I have a CentOS 6.2 OS which boots into GUI. How, upon startup, can I not boot into the GUI and instead, boot into the CLI? I want to do this at computer startup time.


Solution 1:

When you are at the GRUB menu where you select which OS to boot (if this menu don’t appear, press ESC while you get the “Booting CentOS in X seconds”), press e to edit your boot commands. You should see a screen like this: (parameters may vary)

GRUB menu

Look for the line that begins with kernel. Choose it and then press e again. You will be at a simple editor, add 3 to the end of this line. This means booting in runlevel 3, which is text-mode only.

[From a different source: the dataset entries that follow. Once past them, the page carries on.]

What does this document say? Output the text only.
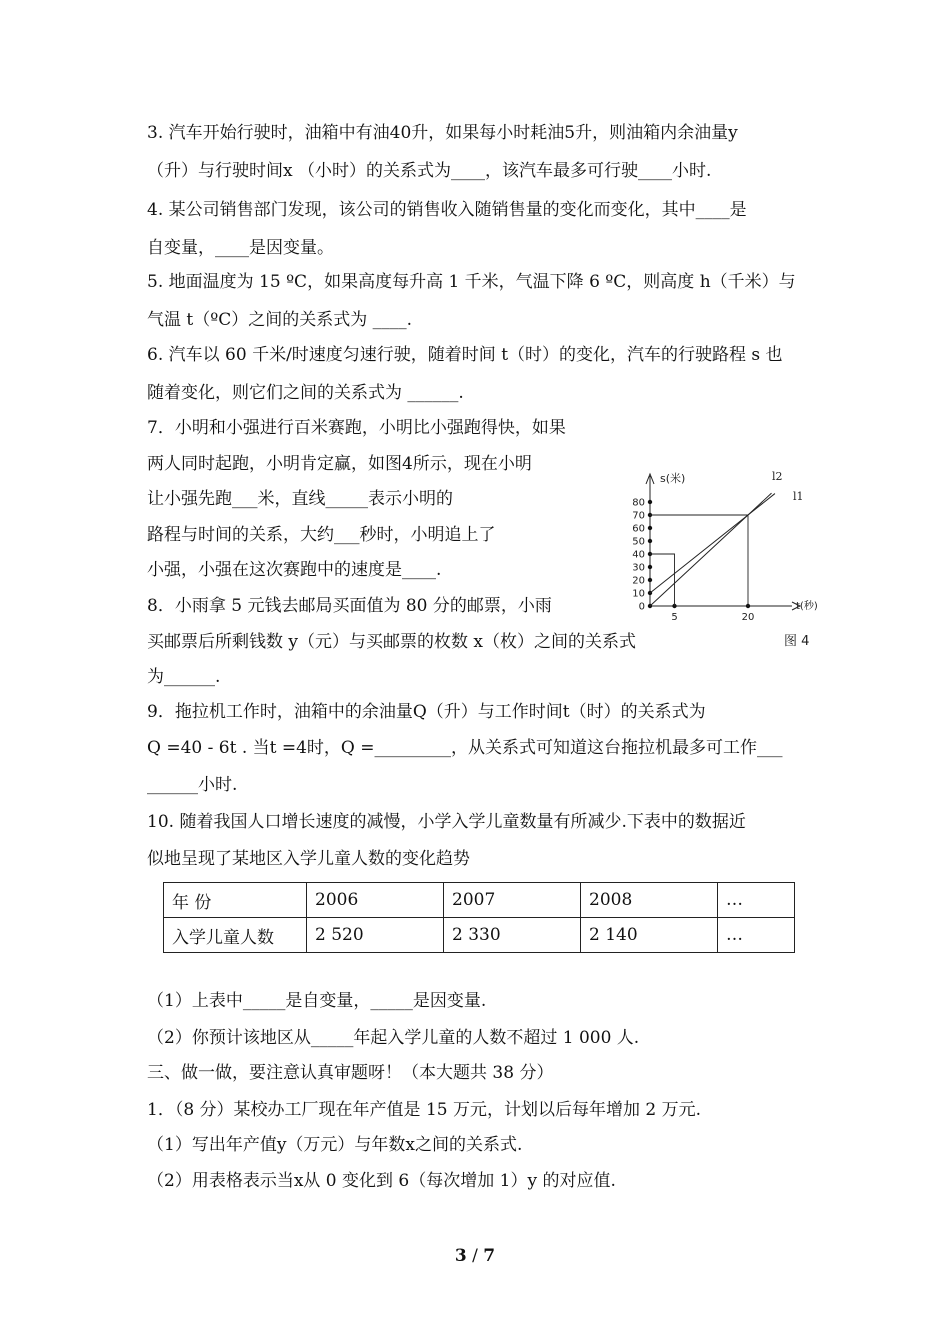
3. 汽车开始行驶时，油箱中有油40升，如果每小时耗油5升，则油箱内余油量y
（升）与行驶时间x （小时）的关系式为____，该汽车最多可行驶____小时.
4. 某公司销售部门发现，该公司的销售收入随销售量的变化而变化，其中____是
自变量，____是因变量。
5. 地面温度为 15 ºC，如果高度每升高 1 千米，气温下降 6 ºC，则高度 h（千米）与
气温 t（ºC）之间的关系式为 ____.
6. 汽车以 60 千米/时速度匀速行驶，随着时间 t（时）的变化，汽车的行驶路程 s 也
随着变化，则它们之间的关系式为 ______.
7．小明和小强进行百米赛跑，小明比小强跑得快，如果
两人同时起跑，小明肯定赢，如图4所示，现在小明
让小强先跑___米，直线_____表示小明的
路程与时间的关系，大约___秒时，小明追上了
小强，小强在这次赛跑中的速度是____.
8．小雨拿 5 元钱去邮局买面值为 80 分的邮票，小雨
买邮票后所剩钱数 y（元）与买邮票的枚数 x（枚）之间的关系式
为______.
9．拖拉机工作时，油箱中的余油量Q（升）与工作时间t（时）的关系式为
Q =40 - 6t . 当t =4时，Q =_________，从关系式可知道这台拖拉机最多可工作___
______小时.
10. 随着我国人口增长速度的减慢，小学入学儿童数量有所减少.下表中的数据近
似地呈现了某地区入学儿童人数的变化趋势
年 份	2006	2007	2008	…
入学儿童人数	2 520	2 330	2 140	…
（1）上表中_____是自变量，_____是因变量.
（2）你预计该地区从_____年起入学儿童的人数不超过 1 000 人.
三、做一做，要注意认真审题呀！（本大题共 38 分）
1．（8 分）某校办工厂现在年产值是 15 万元，计划以后每年增加 2 万元.
（1）写出年产值y（万元）与年数x之间的关系式.
（2）用表格表示当x从 0 变化到 6（每次增加 1）y 的对应值.
s(米)
t(秒)
0
10
20
30
40
50
60
70
80
5	20
l2
l1
图 4
3 / 7
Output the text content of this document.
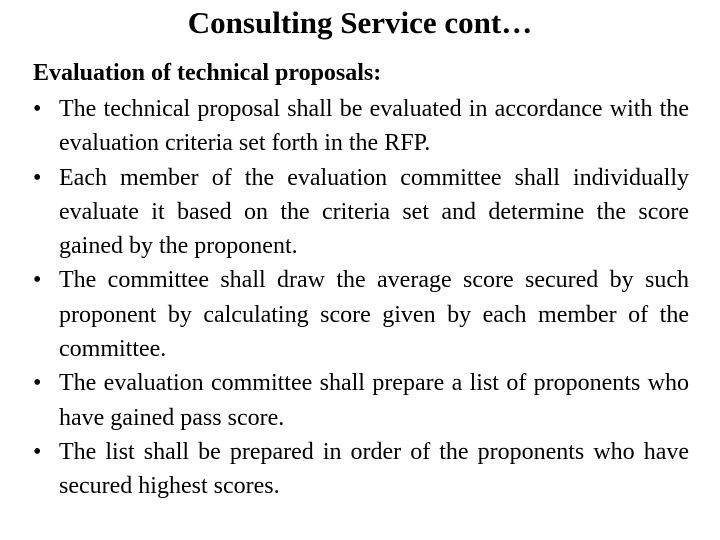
Consulting Service cont…
Evaluation of technical proposals:
• The technical proposal shall be evaluated in accordance with the evaluation criteria set forth in the RFP.
• Each member of the evaluation committee shall individually evaluate it based on the criteria set and determine the score gained by the proponent.
• The committee shall draw the average score secured by such proponent by calculating score given by each member of the committee.
• The evaluation committee shall prepare a list of proponents who have gained pass score.
• The list shall be prepared in order of the proponents who have secured highest scores.
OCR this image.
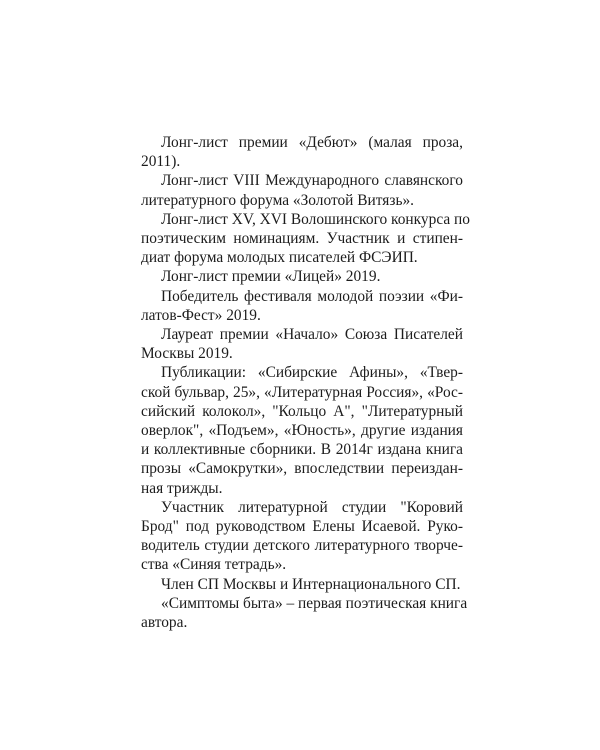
Лонг-лист премии «Дебют» (малая проза,
2011).

Лонг-лист VIII Международного славянского
литературного форума «Золотой Витязь».

Лонг-лист XV, XVI Волошинского конкурса по
поэтическим номинациям. Участник и стипен-
диат форума молодых писателей ФСЭИП.

Лонг-лист премии «Лицей» 2019.

Победитель фестиваля молодой поэзии «Фи-
латов-Фест» 2019.

Лауреат премии «Начало» Союза Писателей
Москвы 2019.

Публикации: «Сибирские Афины», «Твер-
ской бульвар, 25», «Литературная Россия», «Рос-
сийский колокол», "Кольцо А", "Литературный
оверлок", «Подъем», «Юность», другие издания
и коллективные сборники. В 2014г издана книга
прозы «Самокрутки», впоследствии переиздан-
ная трижды.

Участник литературной студии "Коровий
Брод" под руководством Елены Исаевой. Руко-
водитель студии детского литературного творче-
ства «Синяя тетрадь».

Член СП Москвы и Интернационального СП.

«Симптомы быта» – первая поэтическая книга
автора.
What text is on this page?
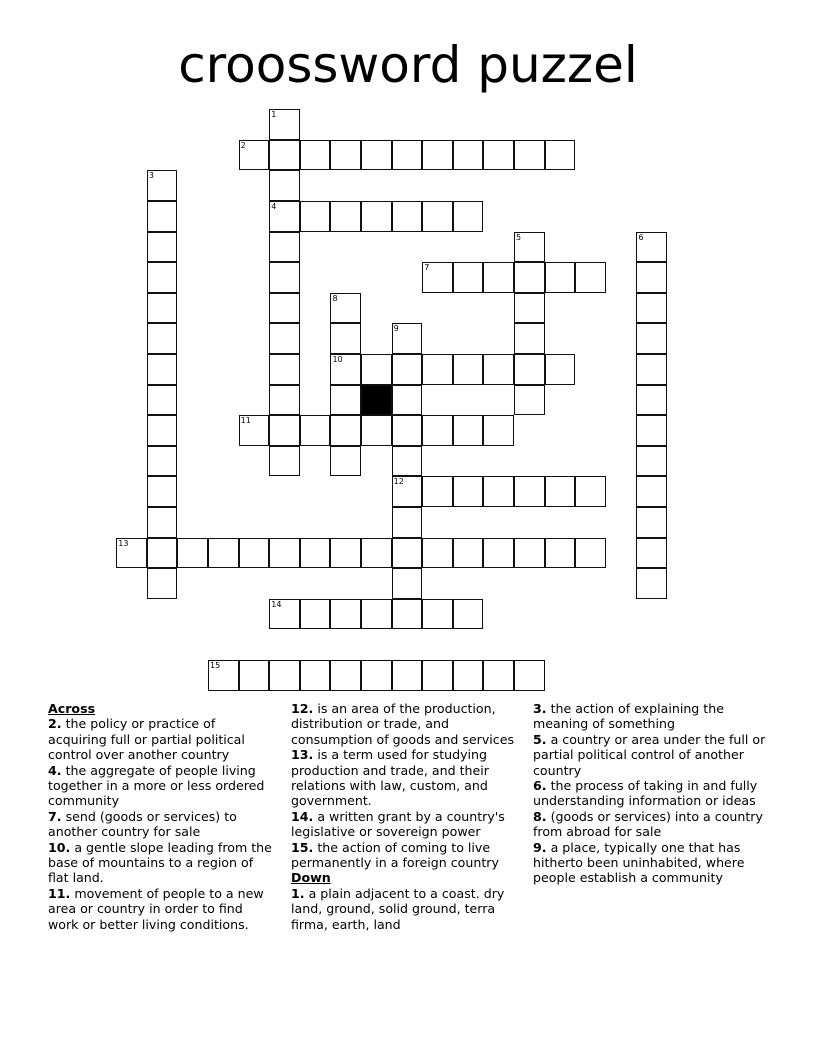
croossword puzzel
1
4
2
3
5	6
7
8
10
9
12
11
13
14
15
Across
2. the policy or practice of acquiring full or partial political control over another country
4. the aggregate of people living together in a more or less ordered community
7. send (goods or services) to another country for sale
10. a gentle slope leading from the base of mountains to a region of flat land.
11. movement of people to a new area or country in order to find work or better living conditions.
12. is an area of the production, distribution or trade, and consumption of goods and services
13. is a term used for studying production and trade, and their relations with law, custom, and government.
14. a written grant by a country's legislative or sovereign power
15. the action of coming to live permanently in a foreign country
Down
1. a plain adjacent to a coast. dry land, ground, solid ground, terra firma, earth, land
3. the action of explaining the meaning of something
5. a country or area under the full or partial political control of another country
6. the process of taking in and fully understanding information or ideas
8. (goods or services) into a country from abroad for sale
9. a place, typically one that has hitherto been uninhabited, where people establish a community
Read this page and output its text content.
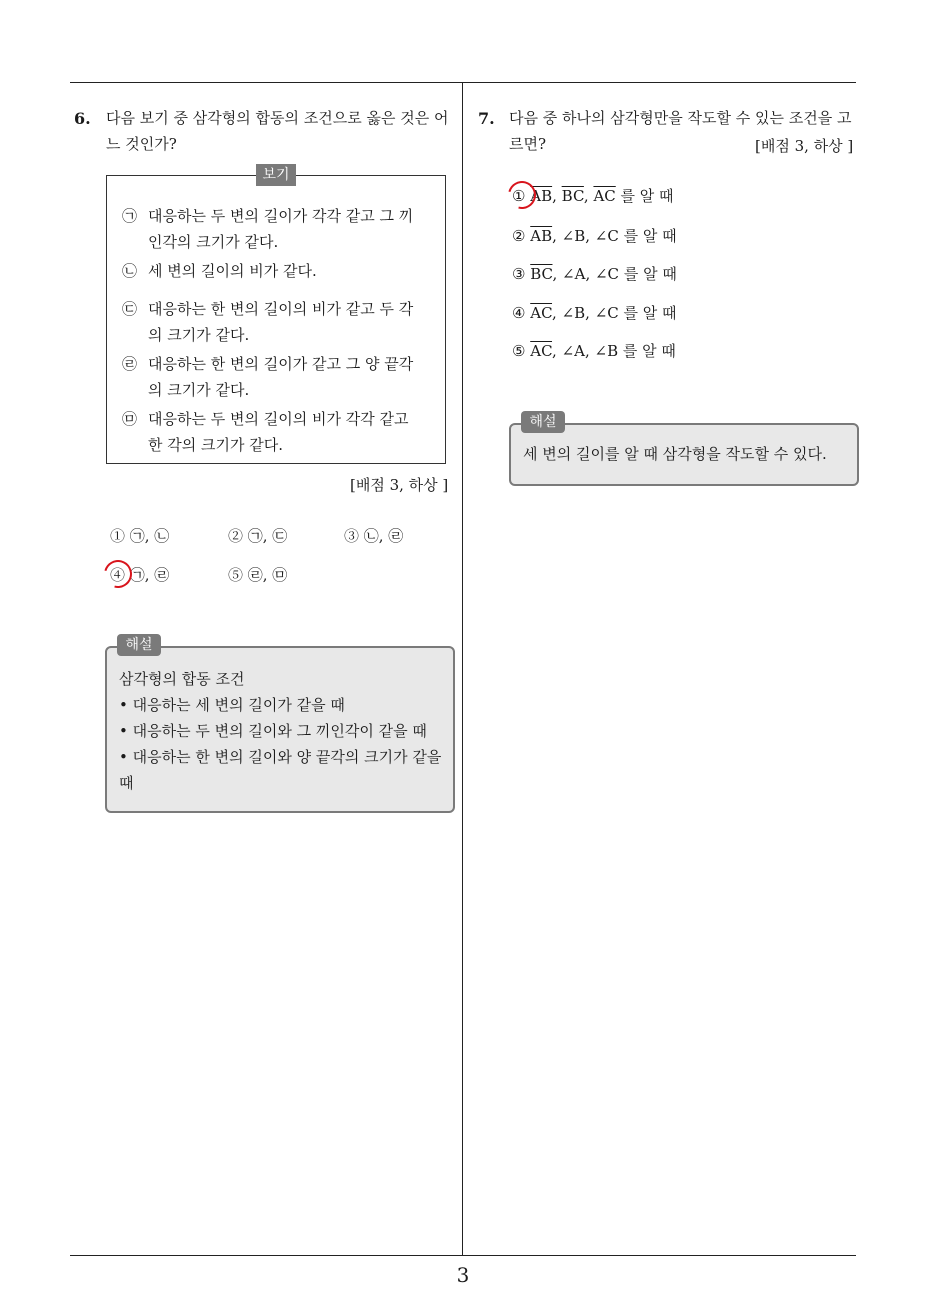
6. 다음 보기 중 삼각형의 합동의 조건으로 옳은 것은 어
느 것인가?
보기
㉠ 대응하는 두 변의 길이가 각각 같고 그 끼인각의 크기가 같다.
㉡ 세 변의 길이의 비가 같다.
㉢ 대응하는 한 변의 길이의 비가 같고 두 각의 크기가 같다.
㉣ 대응하는 한 변의 길이가 같고 그 양 끝각의 크기가 같다.
㉤ 대응하는 두 변의 길이의 비가 각각 같고 한 각의 크기가 같다.
[배점 3, 하상 ]
① ㉠, ㉡	② ㉠, ㉢	③ ㉡, ㉣
④ ㉠, ㉣	⑤ ㉣, ㉤
삼각형의 합동 조건
• 대응하는 세 변의 길이가 같을 때
• 대응하는 두 변의 길이와 그 끼인각이 같을 때
• 대응하는 한 변의 길이와 양 끝각의 크기가 같을
때
해설
7. 다음 중 하나의 삼각형만을 작도할 수 있는 조건을 고
르면?	[배점 3, 하상 ]
① $\overline{AB}$, $\overline{BC}$, $\overline{AC}$ 를 알 때
② $\overline{AB}$, ∠B, ∠C 를 알 때
③ $\overline{BC}$, ∠A, ∠C 를 알 때
④ $\overline{AC}$, ∠B, ∠C 를 알 때
⑤ $\overline{AC}$, ∠A, ∠B 를 알 때
세 변의 길이를 알 때 삼각형을 작도할 수 있다.
해설
3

To make this stick: edit /etc/inittab and look for a line that begin with id:5. Replace the 5 in that line by 3. You can find a brief description of runlevels here, but shortly:

  • Runlevel 0 and 6: halt and reboot the machine, respectively.
  • Runlevel 1: No services running, only root can login.
  • Runlevel 2: Users can login but no networking.
  • Runlevel 3: Networking and text-mode.
  • Runlevel 4: unused.
  • Runlevel 5: GUI.

Solution 2:

  1. Apart from what Renan mentioned, you can switch to another runlevel by simply executing sudo init [level-number] -- this is temporary, when you reboot, you get to your default, configured in /etc/inittab.
  2. If you don't want to see splash screen, you need to replace kernel param rhgb with text in boot menu. To make it permanent, edit /boot/grub/grub.conf.